Updated: 4:06 p.m. Saturday, June 30, 2012 | Posted: 4:05 p.m. Saturday, June 30, 2012
By Everdeen Mason
navistar and epa timeline
2001: The Environmental Protection Agency enacted a rule requiring a 95 percent reduction in the emissions of nitrogen oxide from heavy-duty diesel engines. Manufacturers have until 2010 to comply.
2004: The EPA patented a heavy-duty diesel engine process to reduce emissions through a Cooperative Research and Development Agreement with Navistar. Navistar pays undisclosed licensing fees to use this technology.
2010: Manufacturers’ engines must comply with the EPA’s emissions policies. Navistar’s new engine still does not meet requirements, so they use banked emissions credits to buy more time.

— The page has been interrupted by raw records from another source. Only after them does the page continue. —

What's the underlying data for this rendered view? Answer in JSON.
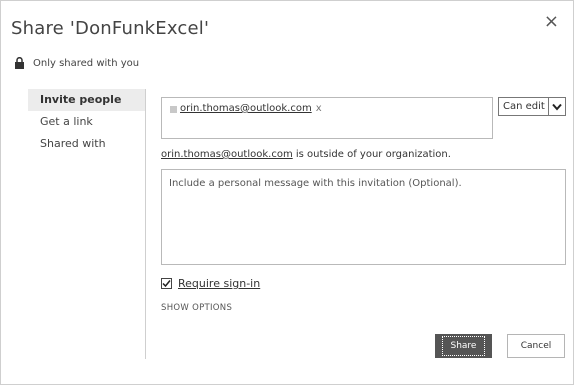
{
  "dialog": {
    "title": "Share 'DonFunkExcel'",
    "close_label": "×",
    "shared_status": "Only shared with you"
  },
  "sidebar": {
    "items": [
      {
        "label": "Invite people",
        "active": true
      },
      {
        "label": "Get a link",
        "active": false
      },
      {
        "label": "Shared with",
        "active": false
      }
    ]
  },
  "invite": {
    "recipient_email": "orin.thomas@outlook.com",
    "remove_label": "x",
    "permission": "Can edit",
    "warning_suffix": " is outside of your organization.",
    "message_placeholder": "Include a personal message with this invitation (Optional).",
    "require_signin_label": "Require sign-in",
    "require_signin_checked": true,
    "show_options_label": "SHOW OPTIONS"
  },
  "buttons": {
    "share_label": "Share",
    "cancel_label": "Cancel"
  },
  "colors": {
    "primary_button": "#555555",
    "active_nav_bg": "#ececec"
  }
}
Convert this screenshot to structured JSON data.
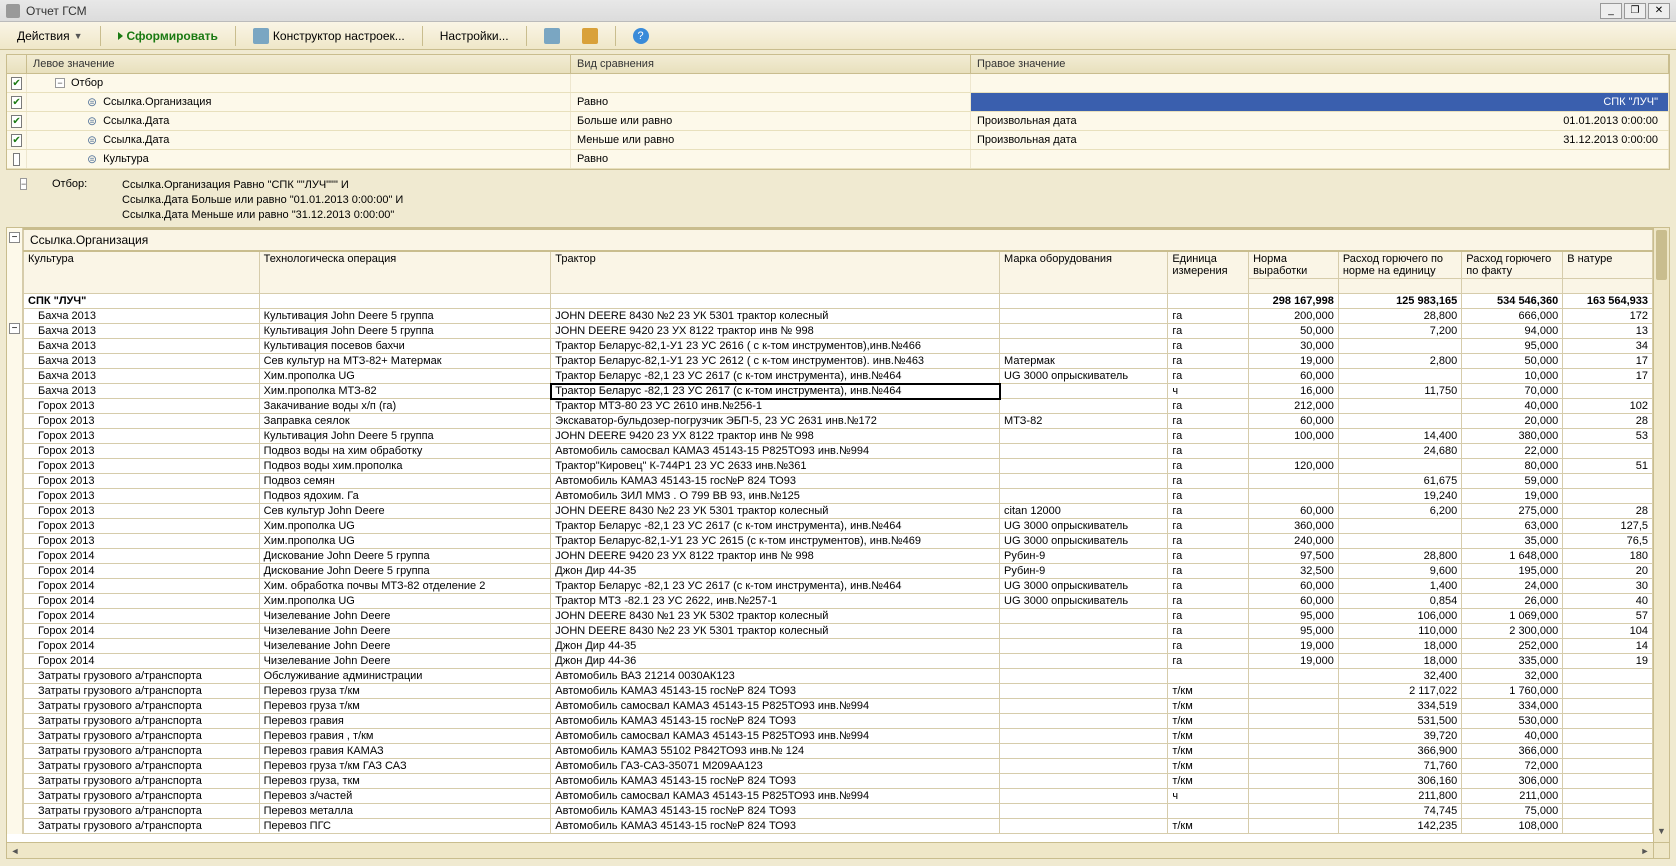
{
  "window": {
    "title": "Отчет ГСМ"
  },
  "toolbar": {
    "actions": "Действия",
    "form": "Сформировать",
    "ctor": "Конструктор настроек...",
    "settings": "Настройки..."
  },
  "filter": {
    "cols": {
      "left": "Левое значение",
      "cmp": "Вид сравнения",
      "right": "Правое значение"
    },
    "group_label": "Отбор",
    "rows": [
      {
        "chk": true,
        "left": "Ссылка.Организация",
        "cmp": "Равно",
        "rtype": "",
        "rval": "СПК \"ЛУЧ\"",
        "sel": true
      },
      {
        "chk": true,
        "left": "Ссылка.Дата",
        "cmp": "Больше или равно",
        "rtype": "Произвольная дата",
        "rval": "01.01.2013 0:00:00"
      },
      {
        "chk": true,
        "left": "Ссылка.Дата",
        "cmp": "Меньше или равно",
        "rtype": "Произвольная дата",
        "rval": "31.12.2013 0:00:00"
      },
      {
        "chk": false,
        "left": "Культура",
        "cmp": "Равно",
        "rtype": "",
        "rval": ""
      }
    ]
  },
  "summary": {
    "label": "Отбор:",
    "lines": [
      "Ссылка.Организация Равно \"СПК \"\"ЛУЧ\"\"\" И",
      "Ссылка.Дата Больше или равно \"01.01.2013 0:00:00\" И",
      "Ссылка.Дата Меньше или равно \"31.12.2013 0:00:00\""
    ]
  },
  "report": {
    "org_header": "Ссылка.Организация",
    "cols": {
      "culture": "Культура",
      "oper": "Технологическа операция",
      "tractor": "Трактор",
      "equip": "Марка оборудования",
      "unit": "Единица измерения",
      "norm": "Норма выработки",
      "rate": "Расход горючего по норме на единицу",
      "fact": "Расход горючего по факту",
      "nat": "В натуре"
    },
    "group_name": "СПК \"ЛУЧ\"",
    "totals": {
      "norm": "298 167,998",
      "rate": "125 983,165",
      "fact": "534 546,360",
      "nat": "163 564,933"
    },
    "selected_row_index": 5,
    "rows": [
      {
        "c": "Бахча 2013",
        "o": "Культивация John Deere 5 группа",
        "t": "JOHN  DEERE 8430 №2  23 УК  5301  трактор колесный",
        "e": "",
        "u": "га",
        "n": "200,000",
        "r": "28,800",
        "f": "666,000",
        "x": "172"
      },
      {
        "c": "Бахча 2013",
        "o": "Культивация John Deere 5 группа",
        "t": "JOHN  DEERE 9420   23 УХ  8122  трактор инв № 998",
        "e": "",
        "u": "га",
        "n": "50,000",
        "r": "7,200",
        "f": "94,000",
        "x": "13"
      },
      {
        "c": "Бахча 2013",
        "o": "Культивация посевов бахчи",
        "t": "Трактор Беларус-82,1-У1 23 УС 2616  ( с к-том инструментов),инв.№466",
        "e": "",
        "u": "га",
        "n": "30,000",
        "r": "",
        "f": "95,000",
        "x": "34"
      },
      {
        "c": "Бахча 2013",
        "o": "Сев культур на МТЗ-82+ Матермак",
        "t": "Трактор Беларус-82,1-У1  23 УС 2612 ( с к-том инструментов). инв.№463",
        "e": "Матермак",
        "u": "га",
        "n": "19,000",
        "r": "2,800",
        "f": "50,000",
        "x": "17"
      },
      {
        "c": "Бахча 2013",
        "o": "Хим.прополка UG",
        "t": "Трактор Беларус -82,1  23 УС 2617 (с к-том инструмента), инв.№464",
        "e": "UG 3000 опрыскиватель",
        "u": "га",
        "n": "60,000",
        "r": "",
        "f": "10,000",
        "x": "17"
      },
      {
        "c": "Бахча 2013",
        "o": "Хим.прополка МТЗ-82",
        "t": "Трактор Беларус -82,1  23 УС 2617 (с к-том инструмента), инв.№464",
        "e": "",
        "u": "ч",
        "n": "16,000",
        "r": "11,750",
        "f": "70,000",
        "x": ""
      },
      {
        "c": "Горох 2013",
        "o": "Закачивание воды х/п (га)",
        "t": "Трактор МТЗ-80   23 УС 2610 инв.№256-1",
        "e": "",
        "u": "га",
        "n": "212,000",
        "r": "",
        "f": "40,000",
        "x": "102"
      },
      {
        "c": "Горох 2013",
        "o": "Заправка сеялок",
        "t": "Экскаватор-бульдозер-погрузчик ЭБП-5,  23 УС 2631  инв.№172",
        "e": "МТЗ-82",
        "u": "га",
        "n": "60,000",
        "r": "",
        "f": "20,000",
        "x": "28"
      },
      {
        "c": "Горох 2013",
        "o": "Культивация John Deere 5 группа",
        "t": "JOHN  DEERE 9420   23 УХ  8122  трактор инв № 998",
        "e": "",
        "u": "га",
        "n": "100,000",
        "r": "14,400",
        "f": "380,000",
        "x": "53"
      },
      {
        "c": "Горох 2013",
        "o": "Подвоз воды на хим обработку",
        "t": "Автомобиль самосвал КАМАЗ 45143-15  Р825ТО93  инв.№994",
        "e": "",
        "u": "га",
        "n": "",
        "r": "24,680",
        "f": "22,000",
        "x": ""
      },
      {
        "c": "Горох 2013",
        "o": "Подвоз воды хим.прополка",
        "t": "Трактор\"Кировец\" К-744Р1  23 УС 2633   инв.№361",
        "e": "",
        "u": "га",
        "n": "120,000",
        "r": "",
        "f": "80,000",
        "x": "51"
      },
      {
        "c": "Горох 2013",
        "o": "Подвоз семян",
        "t": "Автомобиль КАМАЗ 45143-15 гос№Р 824 ТО93",
        "e": "",
        "u": "га",
        "n": "",
        "r": "61,675",
        "f": "59,000",
        "x": ""
      },
      {
        "c": "Горох 2013",
        "o": "Подвоз ядохим. Га",
        "t": "Автомобиль ЗИЛ ММЗ  . О 799 ВВ 93, инв.№125",
        "e": "",
        "u": "га",
        "n": "",
        "r": "19,240",
        "f": "19,000",
        "x": ""
      },
      {
        "c": "Горох 2013",
        "o": "Сев культур John Deere",
        "t": "JOHN  DEERE 8430 №2  23 УК  5301  трактор колесный",
        "e": "citan 12000",
        "u": "га",
        "n": "60,000",
        "r": "6,200",
        "f": "275,000",
        "x": "28"
      },
      {
        "c": "Горох 2013",
        "o": "Хим.прополка UG",
        "t": "Трактор Беларус -82,1  23 УС 2617 (с к-том инструмента), инв.№464",
        "e": "UG 3000 опрыскиватель",
        "u": "га",
        "n": "360,000",
        "r": "",
        "f": "63,000",
        "x": "127,5"
      },
      {
        "c": "Горох 2013",
        "o": "Хим.прополка UG",
        "t": "Трактор Беларус-82,1-У1  23 УС 2615  (с к-том инструментов), инв.№469",
        "e": "UG 3000 опрыскиватель",
        "u": "га",
        "n": "240,000",
        "r": "",
        "f": "35,000",
        "x": "76,5"
      },
      {
        "c": "Горох 2014",
        "o": "Дискование John Deere 5 группа",
        "t": "JOHN  DEERE 9420   23 УХ  8122  трактор инв № 998",
        "e": "Рубин-9",
        "u": "га",
        "n": "97,500",
        "r": "28,800",
        "f": "1 648,000",
        "x": "180"
      },
      {
        "c": "Горох 2014",
        "o": "Дискование John Deere 5 группа",
        "t": "Джон Дир 44-35",
        "e": "Рубин-9",
        "u": "га",
        "n": "32,500",
        "r": "9,600",
        "f": "195,000",
        "x": "20"
      },
      {
        "c": "Горох 2014",
        "o": "Хим. обработка почвы МТЗ-82 отделение 2",
        "t": "Трактор Беларус -82,1  23 УС 2617 (с к-том инструмента), инв.№464",
        "e": "UG 3000 опрыскиватель",
        "u": "га",
        "n": "60,000",
        "r": "1,400",
        "f": "24,000",
        "x": "30"
      },
      {
        "c": "Горох 2014",
        "o": "Хим.прополка UG",
        "t": "Трактор МТЗ -82.1   23 УС 2622, инв.№257-1",
        "e": "UG 3000 опрыскиватель",
        "u": "га",
        "n": "60,000",
        "r": "0,854",
        "f": "26,000",
        "x": "40"
      },
      {
        "c": "Горох 2014",
        "o": "Чизелевание John Deere",
        "t": "JOHN  DEERE 8430 №1   23 УК 5302  трактор колесный",
        "e": "",
        "u": "га",
        "n": "95,000",
        "r": "106,000",
        "f": "1 069,000",
        "x": "57"
      },
      {
        "c": "Горох 2014",
        "o": "Чизелевание John Deere",
        "t": "JOHN  DEERE 8430 №2  23 УК  5301  трактор колесный",
        "e": "",
        "u": "га",
        "n": "95,000",
        "r": "110,000",
        "f": "2 300,000",
        "x": "104"
      },
      {
        "c": "Горох 2014",
        "o": "Чизелевание John Deere",
        "t": "Джон Дир 44-35",
        "e": "",
        "u": "га",
        "n": "19,000",
        "r": "18,000",
        "f": "252,000",
        "x": "14"
      },
      {
        "c": "Горох 2014",
        "o": "Чизелевание John Deere",
        "t": "Джон Дир 44-36",
        "e": "",
        "u": "га",
        "n": "19,000",
        "r": "18,000",
        "f": "335,000",
        "x": "19"
      },
      {
        "c": "Затраты грузового а/транспорта",
        "o": "Обслуживание администрации",
        "t": "Автомобиль ВАЗ 21214  0030АК123",
        "e": "",
        "u": "",
        "n": "",
        "r": "32,400",
        "f": "32,000",
        "x": ""
      },
      {
        "c": "Затраты грузового а/транспорта",
        "o": "Перевоз  груза  т/км",
        "t": "Автомобиль КАМАЗ 45143-15 гос№Р 824 ТО93",
        "e": "",
        "u": "т/км",
        "n": "",
        "r": "2 117,022",
        "f": "1 760,000",
        "x": ""
      },
      {
        "c": "Затраты грузового а/транспорта",
        "o": "Перевоз  груза  т/км",
        "t": "Автомобиль самосвал КАМАЗ 45143-15  Р825ТО93  инв.№994",
        "e": "",
        "u": "т/км",
        "n": "",
        "r": "334,519",
        "f": "334,000",
        "x": ""
      },
      {
        "c": "Затраты грузового а/транспорта",
        "o": "Перевоз гравия",
        "t": "Автомобиль КАМАЗ 45143-15 гос№Р 824 ТО93",
        "e": "",
        "u": "т/км",
        "n": "",
        "r": "531,500",
        "f": "530,000",
        "x": ""
      },
      {
        "c": "Затраты грузового а/транспорта",
        "o": "Перевоз гравия  , т/км",
        "t": "Автомобиль самосвал КАМАЗ 45143-15  Р825ТО93  инв.№994",
        "e": "",
        "u": "т/км",
        "n": "",
        "r": "39,720",
        "f": "40,000",
        "x": ""
      },
      {
        "c": "Затраты грузового а/транспорта",
        "o": "Перевоз гравия КАМАЗ",
        "t": "Автомобиль КАМАЗ 55102   Р842ТО93 инв.№ 124",
        "e": "",
        "u": "т/км",
        "n": "",
        "r": "366,900",
        "f": "366,000",
        "x": ""
      },
      {
        "c": "Затраты грузового а/транспорта",
        "o": "Перевоз груза т/км ГАЗ САЗ",
        "t": "Автомобиль ГАЗ-САЗ-35071 М209АА123",
        "e": "",
        "u": "т/км",
        "n": "",
        "r": "71,760",
        "f": "72,000",
        "x": ""
      },
      {
        "c": "Затраты грузового а/транспорта",
        "o": "Перевоз груза, ткм",
        "t": "Автомобиль КАМАЗ 45143-15 гос№Р 824 ТО93",
        "e": "",
        "u": "т/км",
        "n": "",
        "r": "306,160",
        "f": "306,000",
        "x": ""
      },
      {
        "c": "Затраты грузового а/транспорта",
        "o": "Перевоз з/частей",
        "t": "Автомобиль самосвал КАМАЗ 45143-15  Р825ТО93  инв.№994",
        "e": "",
        "u": "ч",
        "n": "",
        "r": "211,800",
        "f": "211,000",
        "x": ""
      },
      {
        "c": "Затраты грузового а/транспорта",
        "o": "Перевоз металла",
        "t": "Автомобиль КАМАЗ 45143-15 гос№Р 824 ТО93",
        "e": "",
        "u": "",
        "n": "",
        "r": "74,745",
        "f": "75,000",
        "x": ""
      },
      {
        "c": "Затраты грузового а/транспорта",
        "o": "Перевоз ПГС",
        "t": "Автомобиль КАМАЗ 45143-15 гос№Р 824 ТО93",
        "e": "",
        "u": "т/км",
        "n": "",
        "r": "142,235",
        "f": "108,000",
        "x": ""
      }
    ]
  }
}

2011: At the end of 2011, Navistar announced it will run out of banked emissions credits in 2012 and the engines still are not compliant.
January 2012: The EPA passes a rule to permit manufacturers of heavy-duty diesel engines to pay nonconformance penalties in exchange for the right to sell noncompliant engines.
May-June 2012: A group of petitioners led by Mack Trucks Inc. sued the EPA, arguing that the fines Navistar pays are too lenient and that they were not given notice of the ruling before they became compliant with emissions regulations. The court ruled against the EPA, which now must re-evaluate their noncompliance penalties.